First let's talk about the "examination map". This is a map from package name to a list of other packages whose solutions should be recalculated if the package in question is altered. It's built by first looking at the packages that the solver asks about during the solution for a package, and then taking all of the solutions, and 'inverting' the map, so for example, if both packages 'a' and 'b' ask about package 'c' during their solutions, then altering 'c' means that the solutions for both 'a' and 'b' need to be recalculated. The examination map entry for 'c' would then be 'a'; 'b'
. We can plot the histogram of the sizes of each entry in the examination map:
Some interesting features from these data:
dune
and its dependencies and associated packages. There are around 350 such packages, and any change to these means we need to recalcuate most of the solutions.This last point doesn't mean that we actually recompile 3,800 packages, just that we need to recalcualte the solution, which might then lead to a cache hit of the layer and no actual compilation. However, recalculating the solutions of all of the packages takes (on my computer) around 10,000 seconds, or roughly 5 minutes of wall-clock time as I've got 32 threads.
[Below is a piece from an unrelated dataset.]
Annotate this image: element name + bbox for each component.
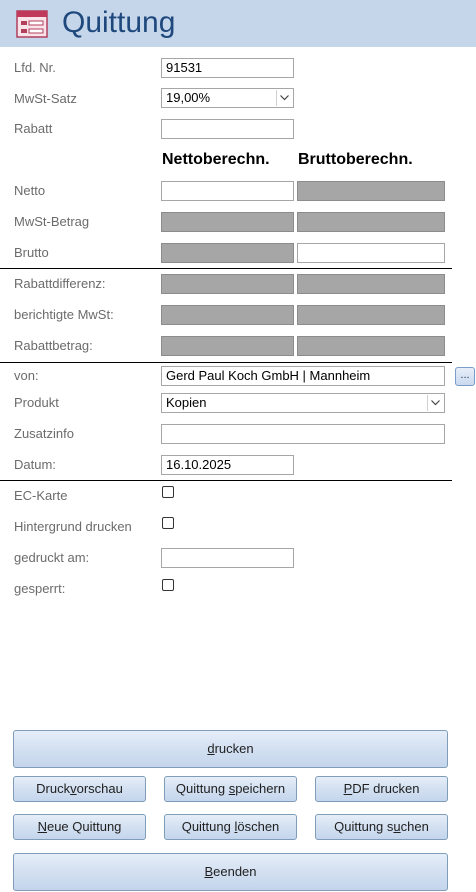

However, if the package that's changes isn't one of those 350 packages, then the number of solutions that need to be recalculated is dramatically reduced. I ran the logic over the last few weeks of commits to opam-repository, from commit 109398e2fd61803126becd398df0f1eabc9f3ca2
of the 10th September up until commit 3f21ebe342ce440d9c9142ffe1185d8e5a326085
from the 22nd. In this time there were 144 commits (counting only those from git log --first-parent
). Of these, only 4 resulted in a full resolve - the first commit, since obviously we have no cache at that point, the release of OCaml 5.4.0 beta2 by Florian Angeletti, a fix of ocaml-base-compiler for MSVC by David and a fix for BER-OCaml by Jeremy Yallop. Then 25 commits resulted in recalculating solutions for 3800 packages as they hit dune-adjacent packages, 5 commits resulted in recalculating between 100 and 300 packages and the remaining 110 commits resulted in recalculating fewer than 100 packages, the majority of which resulted in recalculating fewer than 5 packages.
Overall, at a rough estimate, this means that over this period, using this caching strategy gave us a 5x speedup in the solver!